For Patterson, he explained that his character "grabbed" him after reading some of the scripts. Having lengthy conversations with Roth about Sully, Patterson found similar beats to his Gilmore Girls character Luke.
“He was a guy that was not unlike Luke from Gilmore Girls, and I thought at that moment, well OK that's a little bit intriguing,” Patterson told Yahoo Canada. “Not that I wanted to repeat myself, but I read the first couple scripts and I thought, ... this is a guy who is as complex.”
“He has a real history and a real connection to that land. … I guess he really resonated with me, and on a lot of different levels, the way that Luke did. I had a choice whether I wanted to do this or walk away. I mean, I'm not a spring chicken anymore and I have the luxury of sort of passing on things, ... whereas Gilmore was the beginning of my career. But I just thought I could do a lot with [an incomplete canvas], which is the kind of writing that I like. I don't want it all spelled out for me.”

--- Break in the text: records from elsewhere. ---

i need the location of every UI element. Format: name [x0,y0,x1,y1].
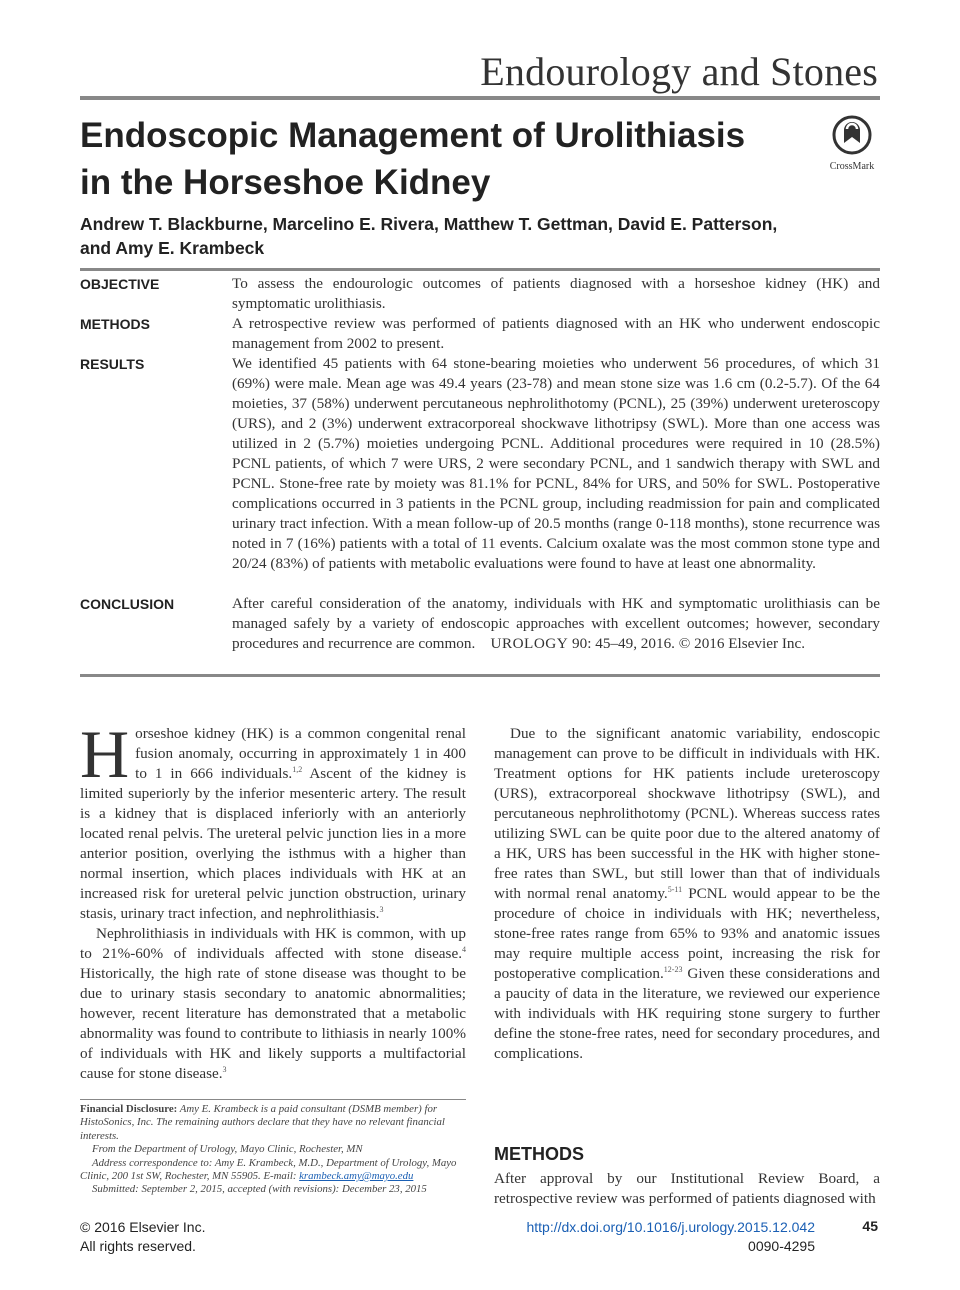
submission-dates: Submitted: September 2, 2015, accepted (with revisions): December 23, 2015 [92,1183,427,1196]
abstract-results-label: RESULTS [80,356,145,372]
citation-details: 90: 45–49, 2016. © 2016 Elsevier Inc. [572,635,806,652]
intro-p1-text-a: orseshoe kidney (HK) is a common congenital renal fusion anomaly, occurring in approximately 1 in 400 to 1 in 666 individuals. [135,725,466,782]
intro-p3-text-a: Due to the significant anatomic variability, endoscopic management can prove to be difficult in individuals with HK. Treatment options for HK patients include ureteroscopy (URS), extracorporeal shockwave lithotripsy (SWL), and percutaneous nephrolithotomy (PCNL). Whereas success rates utilizing SWL can be quite poor due to the altered anatomy of a HK, URS has been successful in the HK with higher stone-free rates than SWL, but still lower than that of individuals with normal renal anatomy. [494,725,880,902]
intro-p1-text-b: Ascent of the kidney is limited superiorly by the inferior mesenteric artery. The result is a kidney that is displaced inferiorly with an anteriorly located renal pelvis. The ureteral pelvic junction lies in a more anterior position, overlying the isthmus with a higher than normal insertion, which places individuals with HK at an increased risk for ureteral pelvic junction obstruction, urinary stasis, urinary tract infection, and nephrolithiasis. [80,765,466,922]
abstract-objective-label: OBJECTIVE [80,276,160,292]
journal-section-title: Endourology and Stones [480,49,878,94]
intro-paragraph-3 [494,724,880,1064]
crossmark-label: CrossMark [829,161,875,172]
rights-line: All rights reserved. [80,1238,196,1254]
abstract-methods [80,314,880,354]
citation-journal: UROLOGY [490,635,569,652]
intro-p3-text-b: PCNL would appear to be the procedure of choice in individuals with HK; nevertheless, stone-free rates range from 65% to 93% and anatomic issues may require multiple access point, increasing the risk for postoperative complication. [494,885,880,982]
disclosure-label: Financial Disclosure: [80,1103,178,1115]
body-column-left [80,716,466,1084]
abstract [80,274,880,654]
methods-heading: METHODS [494,1144,584,1164]
ref-link[interactable]: 12-23 [663,964,683,974]
body-column-right [494,724,880,1064]
copyright-line: © 2016 Elsevier Inc. [80,1219,206,1235]
intro-paragraph-1 [80,716,466,924]
abstract-conclusion-text [232,594,880,654]
crossmark-badge[interactable] [824,115,880,172]
intro-p2-text-a: Nephrolithiasis in individuals with HK is common, with up to 21%-60% of individuals affected with stone disease. [80,925,466,962]
author-list [80,212,880,260]
abstract-objective [80,274,880,314]
abstract-objective-text: To assess the endourologic outcomes of patients diagnosed with a horseshoe kidney (HK) and symptomatic urolithiasis. [232,275,880,312]
drop-cap: H [80,716,130,792]
article-title: Endoscopic Management of Urolithiasis in the Horseshoe Kidney [80,116,746,202]
ref-link[interactable]: 1,2 [292,764,303,774]
intro-p2-text-b: Historically, the high rate of stone disease was thought to be due to urinary stasis secondary to anatomic abnormalities; however, recent literature has demonstrated that a metabolic abnormality was found to contribute to lithiasis in nearly 100% of individuals with HK and likely supports a multifactorial cause for stone disease. [80,965,466,1082]
ref-link[interactable]: 3 [379,904,384,914]
abstract-results [80,354,880,594]
ref-link[interactable]: 5-11 [667,884,683,894]
footnotes [80,1103,466,1197]
issn: 0090-4295 [748,1238,815,1254]
correspondence-email-link[interactable]: krambeck.amy@mayo.edu [299,1170,414,1183]
intro-p3-text-c: Given these considerations and a paucity of data in the literature, we reviewed our experience with individuals with HK requiring stone surgery to further define the stone-free rates, need for secondary procedures, and complications. [494,965,880,1062]
ref-link[interactable]: 3 [222,1064,227,1074]
abstract-conclusion [80,594,880,654]
footnote-rule [80,1099,466,1100]
header-rule [80,96,880,100]
abstract-top-rule [80,268,880,271]
abstract-conclusion-label: CONCLUSION [80,596,175,612]
footer-copyright [80,1218,206,1256]
abstract-bottom-rule [80,674,880,677]
correspondence-note [80,1157,466,1184]
conclusion-body: After careful consideration of the anatomy, individuals with HK and symptomatic urolithiasis can be managed safely by a variety of endoscopic approaches with excellent outcomes; however, secondary procedures and recurrence are common. [232,595,880,652]
methods-paragraph: After approval by our Institutional Review Board, a retrospective review was performed of patients diagnosed with [494,1170,880,1207]
author-line-2: and Amy E. Krambeck [80,238,265,258]
disclosure-text: Amy E. Krambeck is a paid consultant (DSMB member) for HistoSonics, Inc. The remaining authors declare that they have no relevant financial interests. [80,1103,445,1142]
crossmark-icon [832,115,872,155]
abstract-results-text: We identified 45 patients with 64 stone-bearing moieties who underwent 56 procedures, of which 31 (69%) were male. Mean age was 49.4 years (23-78) and mean stone size was 1.6 cm (0.2-5.7). Of the 64 moieties, 37 (58%) underwent percutaneous nephrolithotomy (PCNL), 25 (39%) underwent ureteroscopy (URS), and 2 (3%) underwent extracorporeal shockwave lithotripsy (SWL). More than one access was utilized in 2 (5.7%) moieties undergoing PCNL. Additional procedures were required in 10 (28.5%) PCNL patients, of which 7 were URS, 2 were secondary PCNL, and 1 sandwich therapy with SWL and PCNL. Stone-free rate by moiety was 81.1% for PCNL, 84% for URS, and 50% for SWL. Postoperative complications occurred in 3 patients in the PCNL group, including readmission for pain and complicated urinary tract infection. With a mean follow-up of 20.5 months (range 0-118 months), stone recurrence was noted in 7 (16%) patients with a total of 11 events. Calcium oxalate was the most common stone type and 20/24 (83%) of patients with metabolic evaluations were found to have at least one abnormality. [232,355,880,572]
abstract-methods-text: A retrospective review was performed of patients diagnosed with an HK who underwent endoscopic management from 2002 to present. [232,315,880,352]
correspondence-address: Address correspondence to: Amy E. Krambeck, M.D., Department of Urology, Mayo Clinic, 200 1st SW, Rochester, MN 55905. E-mail: [80,1156,457,1183]
doi-link[interactable]: http://dx.doi.org/10.1016/j.urology.2015.12.042 [526,1219,815,1235]
affiliation-note: From the Department of Urology, Mayo Clinic, Rochester, MN [92,1143,363,1156]
author-line-1: Andrew T. Blackburne, Marcelino E. Rivera, Matthew T. Gettman, David E. Patterson, [80,214,778,234]
financial-disclosure [80,1103,466,1143]
abstract-methods-label: METHODS [80,316,150,332]
intro-paragraph-2 [80,924,466,1084]
page-number: 45 [862,1218,878,1234]
ref-link[interactable]: 4 [462,944,466,954]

For Murray, he revealed that it was showrunner Roth's "selling" the character of Cal and his journey, including the trials and tribulations of his past that bring him to Sullivan's Crossing, that made the actor want to come on board for the show.
“This is a guy that I identified with," Murray said. "I felt a symbiotic relationship in healing, I also felt that he’s just good for the world.”
“Cal’s journey is a lot deeper and a lot darker than you would imagine. I think that he came to Sullivan’s Crossing to heal and that's something that we don't know about him. ... I'd like to really believe you're going to fall in love with him. There's just something very open minded and beautiful about what his journey’s been and how he comes together in this world of Sullivan’s Crossing.”
'She's one of the best young actors I've ever worked with'
While there's no denying that Patterson and Murray are TV icons, they are both also very quick to praise their Canadian co-star Kohan.
“She's very gifted, she's very intelligent," Patterson said. "Her acting IQ is very high and there isn't a lot of discussion that needs to take place with her.”
“She's sort of an unknown commodity in the States and that's not going to last for long. She'll become very known. She's got that actor's shorthand where she just gets it very quickly and we just do the scene. … Very impressed with her and she's one of the best young actors I've ever worked with.”
Murray, teasing what's to come between Cal and Maggie, is telling Canadians to "get your popcorn ready" because it's a relationship that he believes "people are going to want to fight for." Also, made more impactful by the acting synergy between Murray and Kohan.
“Morgan was so inviting and she was number one. Checked in early, checked out late, ready to go, ready to do the work," Murray said. "She was always open to hearing anything that other people wanted to bring to the table."
"We just created that dynamic between Cal and Maggie that her and I really were able to create as well, just a bond of friendship. She comes to hang out with the kids and my wife, and we got to know each other really well.”
For an actor like Murray, who really epitomized the teen heartthrob for an entire generation, moving from the teen-based drama world to a more multigenerational drama is part of "growing with your fanbase."
“I think the audience is going to adapt with us," Murray said. “Scott and myself were both at the WB, that turned into the CW, ... and those were more teen dramas, teen angst, but dramas. Now you can take it to more adult drama and more adult storylines."
"The fanbase that grew with us back starting in 2003, 2004 is now 20 years removed from that. They're 20 years older. We have the moms and the dads now, that grew with us, all wanting to watch more adult content, something that they can identify with, a relationship that they can get excited about. It's an exciting thing to be a part of and I just hope that everyone jumps on for the ride and goes on this journey, because I'll tell you, they really start ramping up around [Episode 5]."